Tuesday, May 21, 2013

How to Make the Homeschool Grade

There's a lot of laughter that happens when conversation among homeschoolers turns to grading.  But underneath that laughter is probably a lot of parental discomfort too--how do you grade papers?  Is there some easy way to do it?  Isn't it completely subjective?  When do you stop letting them correct their papers?
When you're grading things like English, remember that the most important thing is that you are teaching your children to write. It's okay to circle different problems on an essay for correction without putting a grade or a percentile or a number system on it at all. You don't even have to know if a word is misspelled, or if your student used a word correctly.  You can just circle the word in question  and say, "Is this word correct?" or "Did you spell this word correctly?" In the same way you can circle any problems or sections that you don't understand.

My son loved economics, and he wrote about economics all the time, whereas I failed economics in school.
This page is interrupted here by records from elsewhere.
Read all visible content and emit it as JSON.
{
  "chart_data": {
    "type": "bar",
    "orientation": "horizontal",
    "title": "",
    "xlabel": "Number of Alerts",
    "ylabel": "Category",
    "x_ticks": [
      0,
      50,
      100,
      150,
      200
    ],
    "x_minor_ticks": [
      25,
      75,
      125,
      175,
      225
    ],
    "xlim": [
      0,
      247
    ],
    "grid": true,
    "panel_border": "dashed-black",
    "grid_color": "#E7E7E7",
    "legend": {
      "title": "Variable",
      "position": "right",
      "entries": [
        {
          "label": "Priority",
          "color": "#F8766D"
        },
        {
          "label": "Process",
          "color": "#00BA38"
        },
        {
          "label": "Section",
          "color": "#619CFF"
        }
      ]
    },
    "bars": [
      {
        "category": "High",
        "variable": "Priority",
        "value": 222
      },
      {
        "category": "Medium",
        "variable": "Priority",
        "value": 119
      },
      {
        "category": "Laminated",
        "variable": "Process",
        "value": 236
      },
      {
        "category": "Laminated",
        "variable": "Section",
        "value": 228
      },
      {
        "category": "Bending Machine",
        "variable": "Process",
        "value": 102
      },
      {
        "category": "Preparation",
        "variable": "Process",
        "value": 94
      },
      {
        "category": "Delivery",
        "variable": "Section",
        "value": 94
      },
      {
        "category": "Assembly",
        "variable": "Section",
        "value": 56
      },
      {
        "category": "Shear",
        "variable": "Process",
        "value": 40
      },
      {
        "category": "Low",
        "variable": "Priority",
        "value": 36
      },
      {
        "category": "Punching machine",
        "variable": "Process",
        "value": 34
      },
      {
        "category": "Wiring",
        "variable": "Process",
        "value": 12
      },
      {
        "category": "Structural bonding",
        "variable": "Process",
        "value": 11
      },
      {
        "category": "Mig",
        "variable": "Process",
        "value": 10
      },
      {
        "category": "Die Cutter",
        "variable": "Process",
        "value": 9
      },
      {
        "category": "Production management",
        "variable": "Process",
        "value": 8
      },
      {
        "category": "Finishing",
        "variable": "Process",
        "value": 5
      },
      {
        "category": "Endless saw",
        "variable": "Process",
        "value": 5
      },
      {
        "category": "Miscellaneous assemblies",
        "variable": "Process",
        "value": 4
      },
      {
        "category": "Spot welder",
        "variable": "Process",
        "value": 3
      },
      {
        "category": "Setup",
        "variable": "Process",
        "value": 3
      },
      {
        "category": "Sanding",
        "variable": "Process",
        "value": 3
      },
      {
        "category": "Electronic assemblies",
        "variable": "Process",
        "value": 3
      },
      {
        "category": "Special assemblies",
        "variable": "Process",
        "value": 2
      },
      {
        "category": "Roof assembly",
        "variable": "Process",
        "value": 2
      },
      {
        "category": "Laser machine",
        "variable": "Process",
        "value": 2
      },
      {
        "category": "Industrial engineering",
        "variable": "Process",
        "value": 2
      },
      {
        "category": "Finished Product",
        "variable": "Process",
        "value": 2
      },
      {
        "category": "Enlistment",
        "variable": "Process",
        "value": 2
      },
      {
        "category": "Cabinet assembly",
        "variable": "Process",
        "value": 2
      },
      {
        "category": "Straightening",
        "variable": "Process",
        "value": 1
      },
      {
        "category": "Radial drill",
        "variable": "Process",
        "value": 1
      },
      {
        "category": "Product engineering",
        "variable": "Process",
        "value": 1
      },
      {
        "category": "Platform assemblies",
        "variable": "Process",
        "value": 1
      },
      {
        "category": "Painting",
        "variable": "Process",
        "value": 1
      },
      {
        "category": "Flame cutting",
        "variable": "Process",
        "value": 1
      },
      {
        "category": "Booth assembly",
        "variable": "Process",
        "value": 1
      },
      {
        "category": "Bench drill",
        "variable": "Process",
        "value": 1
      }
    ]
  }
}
When I was in college, I got a 0.7 my first time through economics, and so I frankly did not understand anything he said.  When we graded his papers, my husband and I would circle any problems and say, "I don't understand this. Could you please clarify?"  The important point about writing is to learn to communicate clearly, so if your student can't explain something clearly to a grown adult, then perhaps they should rewrite their essay.
circled things that needed to be changed, and asked our children to correct them. Sometimes this went back and forth twice and occasionally three times, but we pretty much had them correct the papers. When they were all done, we said "Good job," and gave them one hundred percent for their English paper.  When they got to their honors class in college, that's exactly how their college professors did it too.  They circled the errors, allowed the correction, and then graded the final paper.

Grading papers is kind of like making sausage. It's a messy process, like learning how to write, and it doesn't come out perfectly when you're working on it.  Therefore, you wouldn't want to assign a grade during the process of making sausage; it's better to wait until it's fully cooked, and in the hotdog bun.  Then you can go ahead and grade it.

I often point people to the book 501 Writing Prompts for grading papers.  It's a free download from Learning Express, and it gives some really useful help for evaluating daily work. Along with those writing prompts, it shows what each kind of paper should look like. You can see what a perfect paper might look like, what a moderately good paper would look like, and what a rotten paper would look like.